Thursday, June 12, 2014

revelation 101

so, this is a surprise.. because, i have always thought that whenever will be the time to sit down and discuss the wedding paraphernalia for me, it will be a case of the perfect storm and nothing good can ever come out off that, and it'll definitely require a "divine" intervention to stop the bridezilla and the harassed mother of the bride and restore some faith in the hapless dad of the bride!

but, as the days go by and without any concrete evidence of the wedding day getting any closer (yes, my folks are still not ready to marry me off, and that suits me oh-so-perfectly!) it seems that me and mamma are more in sync over the various paraphernalia involved in the ceremony that anyone would have even imagined..

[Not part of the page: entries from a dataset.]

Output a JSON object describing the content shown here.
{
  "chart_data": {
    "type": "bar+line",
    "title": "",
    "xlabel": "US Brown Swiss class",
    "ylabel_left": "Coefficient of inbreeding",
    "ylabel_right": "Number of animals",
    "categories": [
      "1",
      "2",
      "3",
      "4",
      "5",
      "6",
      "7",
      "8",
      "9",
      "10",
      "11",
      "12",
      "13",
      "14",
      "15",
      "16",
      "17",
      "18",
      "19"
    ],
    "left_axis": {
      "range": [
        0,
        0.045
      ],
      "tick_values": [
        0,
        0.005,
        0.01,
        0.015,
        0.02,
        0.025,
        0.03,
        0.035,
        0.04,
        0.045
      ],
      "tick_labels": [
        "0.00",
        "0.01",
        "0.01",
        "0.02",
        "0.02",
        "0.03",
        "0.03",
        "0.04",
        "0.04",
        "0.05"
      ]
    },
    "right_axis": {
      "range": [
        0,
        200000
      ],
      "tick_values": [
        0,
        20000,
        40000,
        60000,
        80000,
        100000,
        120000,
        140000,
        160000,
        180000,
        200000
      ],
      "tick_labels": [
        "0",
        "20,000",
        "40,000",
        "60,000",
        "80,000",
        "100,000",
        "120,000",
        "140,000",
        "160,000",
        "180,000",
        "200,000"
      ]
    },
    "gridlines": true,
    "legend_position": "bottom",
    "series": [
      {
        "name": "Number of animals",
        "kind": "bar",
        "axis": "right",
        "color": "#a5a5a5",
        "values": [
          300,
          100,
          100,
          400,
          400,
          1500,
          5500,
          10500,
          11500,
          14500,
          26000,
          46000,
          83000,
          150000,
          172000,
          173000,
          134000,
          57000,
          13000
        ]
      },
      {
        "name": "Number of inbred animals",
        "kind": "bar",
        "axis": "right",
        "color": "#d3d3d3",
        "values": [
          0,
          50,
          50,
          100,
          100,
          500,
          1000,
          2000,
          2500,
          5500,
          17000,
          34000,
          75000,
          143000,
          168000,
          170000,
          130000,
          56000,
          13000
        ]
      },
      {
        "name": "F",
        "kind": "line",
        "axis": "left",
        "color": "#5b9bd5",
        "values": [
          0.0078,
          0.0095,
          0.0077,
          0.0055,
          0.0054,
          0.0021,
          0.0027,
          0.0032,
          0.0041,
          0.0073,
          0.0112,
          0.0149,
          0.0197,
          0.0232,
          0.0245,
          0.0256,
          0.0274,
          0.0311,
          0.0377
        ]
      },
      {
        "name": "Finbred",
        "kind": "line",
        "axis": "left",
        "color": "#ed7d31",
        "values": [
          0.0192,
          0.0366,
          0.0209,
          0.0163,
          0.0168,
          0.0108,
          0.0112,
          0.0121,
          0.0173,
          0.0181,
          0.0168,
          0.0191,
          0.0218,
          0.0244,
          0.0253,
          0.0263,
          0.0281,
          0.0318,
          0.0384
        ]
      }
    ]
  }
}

and today's was the best one! i always had some sort of fascination for the "chudas".. so much so, that i almost did my end of research on them too! and i have always, consciously or otherwise, imagined a punjabi wedding.. i guess, i really can't term my general affinity towards punjabi and also my boyfriend(s) being punjabi, a mere coincidence.. so, today, while shopping for some bangles for her, we entered some store, exclusively for bangles.. and of course there were chudas.. and she said, "i love chudas.. i'll like you to wear on your wedding too!" i simply blurted out, shocked, "i love chudas.. have always loved them!"

p.s. note the fact that the wedding in question is a bong wedding (in the future tense), and the bride is a bong bride (again in the future tense), and there is no presence of chudas in a bong wedding..

so yeah!!!
surprise surprise!!!!

one wedding probably (again in the future tense) wherein there wont be any disagreement over the paraphernalia choices!